Business continuity plan documentation normally includes

the continuity planning goals,
a statement of importance,
statement of priorities,
statement of organizational responsibility,
statement of urgency and timing,
risk assessment & risk acceptance & mitigation docs,
a vital records program, emergency response guidelines,
and documentation for maintaining and testing the plan.

Question 49

Which one of the following is not normally considered a business continuity task?
A. Business impact assessment
B. Emergency response guidelines
C. Electronic vaulting
D. Vital records program

Answer 49

C. Electronic vaulting

Electronic vaulting is a data backup task that is part of disaster recovery, not business continuity, efforts.

Question 50

Which one of the following actions is not normally part of the project scope and planning phase of business continuity planning?
A. Structured analysis of the organization
B. Review of the legal and regulatory landscape
C. Creation of a BCP team
D. Documentation of the plan

Answer 50

D. Documentation of the plan

The project scope and planning phase includes four actions:
1. a structured analysis of the organization,
2. the creation of a BCP team,
3. an assessment of available resources,
4. an analysis of the legal and regulatory landscape.

Question 51

Which one of the following stakeholders is not typically included on a business continuity planning team?
A. Core business function leaders
B. Information technology staff
C. CEO
D. Support departments

Answer 51

CEO

While senior management should be represented on the BCP team, it would be highly unusual for the CEO to fill this role personally

Question 52

COBIT, Control Objectives for Information and Related Technology, is a framework for IT management and governance. Which data management role is most likely to select and apply COBIT to balance the need for security controls against business requirements?
A. Business owners
B. Data processors
C. Data owners
D. Data stewards

Answer 52

A. Business owners

Business owners have to balance the need to provide value with regulatory, security, and other requirements. This makes the adoption of a common framework like COBIT attractive.

Question 53

Harold is assessing the susceptibility of his environment to hardware failures and would like to identify the expected lifetime of a piece of hardware. What measure should he use for this?

Answer 53

MTTF

The mean time to failure (MTTF) provides the average amount of time before a device of that particular specification fails.

Question 54

Ben’s development team needs to address an authorization issue, resulting in an elevation of privilege threat.

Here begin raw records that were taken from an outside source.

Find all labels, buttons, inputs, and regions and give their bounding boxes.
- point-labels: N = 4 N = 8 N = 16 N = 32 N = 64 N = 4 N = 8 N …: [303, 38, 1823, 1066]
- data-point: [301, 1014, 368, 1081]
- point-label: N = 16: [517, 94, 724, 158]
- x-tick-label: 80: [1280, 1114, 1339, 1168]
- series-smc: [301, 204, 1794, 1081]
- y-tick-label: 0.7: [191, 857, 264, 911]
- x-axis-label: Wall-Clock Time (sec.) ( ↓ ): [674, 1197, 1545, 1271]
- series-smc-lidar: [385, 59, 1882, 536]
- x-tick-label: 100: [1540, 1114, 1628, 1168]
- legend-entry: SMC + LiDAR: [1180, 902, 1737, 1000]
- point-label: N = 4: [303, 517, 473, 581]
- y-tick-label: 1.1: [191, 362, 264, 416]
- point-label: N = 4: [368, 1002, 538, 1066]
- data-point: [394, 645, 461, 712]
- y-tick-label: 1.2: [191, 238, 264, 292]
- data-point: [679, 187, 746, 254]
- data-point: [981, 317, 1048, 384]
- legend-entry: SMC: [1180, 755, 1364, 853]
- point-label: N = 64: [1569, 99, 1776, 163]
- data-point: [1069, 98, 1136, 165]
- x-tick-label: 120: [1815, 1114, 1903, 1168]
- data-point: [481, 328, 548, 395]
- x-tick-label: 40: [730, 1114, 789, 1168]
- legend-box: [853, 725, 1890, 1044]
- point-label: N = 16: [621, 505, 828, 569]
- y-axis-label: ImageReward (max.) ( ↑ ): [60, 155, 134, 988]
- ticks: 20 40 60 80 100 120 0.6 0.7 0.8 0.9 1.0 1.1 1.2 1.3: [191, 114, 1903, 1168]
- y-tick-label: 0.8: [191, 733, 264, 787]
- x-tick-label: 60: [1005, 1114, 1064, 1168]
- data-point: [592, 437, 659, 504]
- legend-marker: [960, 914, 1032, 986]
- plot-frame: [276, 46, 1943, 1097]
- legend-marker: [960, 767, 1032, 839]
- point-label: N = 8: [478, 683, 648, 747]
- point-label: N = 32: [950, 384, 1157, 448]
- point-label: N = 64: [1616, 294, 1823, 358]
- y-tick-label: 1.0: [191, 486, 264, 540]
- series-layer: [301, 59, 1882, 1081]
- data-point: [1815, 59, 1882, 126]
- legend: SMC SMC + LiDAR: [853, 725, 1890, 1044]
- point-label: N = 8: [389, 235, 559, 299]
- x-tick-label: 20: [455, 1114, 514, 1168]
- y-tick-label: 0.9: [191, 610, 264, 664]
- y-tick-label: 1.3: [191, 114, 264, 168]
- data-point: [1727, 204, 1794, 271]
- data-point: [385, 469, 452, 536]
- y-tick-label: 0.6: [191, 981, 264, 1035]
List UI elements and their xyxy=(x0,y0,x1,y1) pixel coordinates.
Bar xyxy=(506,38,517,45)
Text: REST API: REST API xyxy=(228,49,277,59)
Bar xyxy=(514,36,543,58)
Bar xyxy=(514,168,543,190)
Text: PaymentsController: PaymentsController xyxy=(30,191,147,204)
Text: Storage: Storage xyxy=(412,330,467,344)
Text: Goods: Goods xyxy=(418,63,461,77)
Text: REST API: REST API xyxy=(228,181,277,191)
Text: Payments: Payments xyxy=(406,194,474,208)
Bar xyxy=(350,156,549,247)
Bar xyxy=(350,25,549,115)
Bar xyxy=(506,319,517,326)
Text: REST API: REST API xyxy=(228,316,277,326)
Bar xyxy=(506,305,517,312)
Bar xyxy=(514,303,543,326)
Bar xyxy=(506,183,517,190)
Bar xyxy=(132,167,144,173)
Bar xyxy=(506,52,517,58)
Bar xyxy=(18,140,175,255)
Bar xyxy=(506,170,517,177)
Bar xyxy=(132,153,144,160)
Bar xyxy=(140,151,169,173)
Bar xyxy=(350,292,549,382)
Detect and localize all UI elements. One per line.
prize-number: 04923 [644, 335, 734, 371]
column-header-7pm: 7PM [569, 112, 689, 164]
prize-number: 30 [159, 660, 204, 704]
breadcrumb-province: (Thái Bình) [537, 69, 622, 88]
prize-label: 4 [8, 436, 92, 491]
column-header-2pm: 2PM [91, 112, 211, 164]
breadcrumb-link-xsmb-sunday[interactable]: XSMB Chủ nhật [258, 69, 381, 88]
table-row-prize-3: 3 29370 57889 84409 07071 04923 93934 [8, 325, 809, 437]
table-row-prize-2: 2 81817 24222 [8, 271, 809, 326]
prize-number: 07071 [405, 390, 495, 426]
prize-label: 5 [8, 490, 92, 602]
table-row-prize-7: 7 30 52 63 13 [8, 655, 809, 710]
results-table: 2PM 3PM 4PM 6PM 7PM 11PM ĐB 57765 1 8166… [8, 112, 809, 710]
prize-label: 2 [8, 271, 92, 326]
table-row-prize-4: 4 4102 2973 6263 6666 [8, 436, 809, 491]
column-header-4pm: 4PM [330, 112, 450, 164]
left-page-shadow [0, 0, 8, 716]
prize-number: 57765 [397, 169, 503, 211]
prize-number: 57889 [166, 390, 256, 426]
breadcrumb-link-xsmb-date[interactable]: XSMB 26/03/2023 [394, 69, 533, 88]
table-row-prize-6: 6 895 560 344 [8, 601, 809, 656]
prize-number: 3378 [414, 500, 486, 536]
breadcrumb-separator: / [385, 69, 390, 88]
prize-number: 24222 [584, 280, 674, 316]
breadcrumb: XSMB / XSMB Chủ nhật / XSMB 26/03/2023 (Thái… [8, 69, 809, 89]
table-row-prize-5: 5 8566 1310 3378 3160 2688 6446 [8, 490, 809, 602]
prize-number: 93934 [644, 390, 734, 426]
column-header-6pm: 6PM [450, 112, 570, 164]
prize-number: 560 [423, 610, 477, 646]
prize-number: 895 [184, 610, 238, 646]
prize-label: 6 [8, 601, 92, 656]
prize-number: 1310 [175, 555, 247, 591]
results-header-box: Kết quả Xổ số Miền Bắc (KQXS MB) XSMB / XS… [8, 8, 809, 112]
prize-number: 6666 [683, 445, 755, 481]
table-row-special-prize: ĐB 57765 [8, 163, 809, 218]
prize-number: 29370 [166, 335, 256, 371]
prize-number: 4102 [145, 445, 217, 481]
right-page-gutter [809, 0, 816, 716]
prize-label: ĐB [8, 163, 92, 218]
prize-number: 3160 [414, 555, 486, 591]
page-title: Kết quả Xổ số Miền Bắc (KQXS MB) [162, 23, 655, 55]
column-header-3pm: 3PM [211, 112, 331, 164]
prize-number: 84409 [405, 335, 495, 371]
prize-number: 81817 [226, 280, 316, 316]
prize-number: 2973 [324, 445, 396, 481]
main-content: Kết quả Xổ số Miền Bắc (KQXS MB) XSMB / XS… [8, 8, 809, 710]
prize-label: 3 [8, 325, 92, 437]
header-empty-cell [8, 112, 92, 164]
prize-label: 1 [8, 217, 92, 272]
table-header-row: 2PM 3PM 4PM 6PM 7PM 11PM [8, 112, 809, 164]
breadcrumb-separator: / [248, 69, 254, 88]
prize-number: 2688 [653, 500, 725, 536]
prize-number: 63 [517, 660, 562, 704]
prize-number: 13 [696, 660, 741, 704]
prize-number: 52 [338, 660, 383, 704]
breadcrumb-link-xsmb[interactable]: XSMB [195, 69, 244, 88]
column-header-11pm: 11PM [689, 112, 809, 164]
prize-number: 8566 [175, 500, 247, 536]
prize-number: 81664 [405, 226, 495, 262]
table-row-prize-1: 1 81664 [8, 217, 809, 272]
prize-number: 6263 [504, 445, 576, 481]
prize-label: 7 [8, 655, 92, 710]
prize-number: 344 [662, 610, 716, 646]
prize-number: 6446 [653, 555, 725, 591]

Which of the following controls is most appropriate to this type of issue?
A. Auditing and logging is enabled.
B. RBAC is used for specific operations.
C. Data type and format checks are enabled.
D. User input is tested against a whitelist.

Answer 54

B. RBAC is used for specific operations.

Using role-based access controls (RBACs) for specific operations will help to ensure that users cannot perform actions that they should not be able to.

Question 55

Ben’s team is attempting to categorize a transaction identification issue that is caused by use of a symmetric key shared by multiple servers. What STRIDE category should this fall into?
A. Information disclosure
B. Denial of service
C. Tampering
D. Repudiation

Answer 55

D. Repudiation

Since a shared symmetric key could be used by any of the servers, transaction identification problems caused by a shared key are likely to involve a repudiation issue.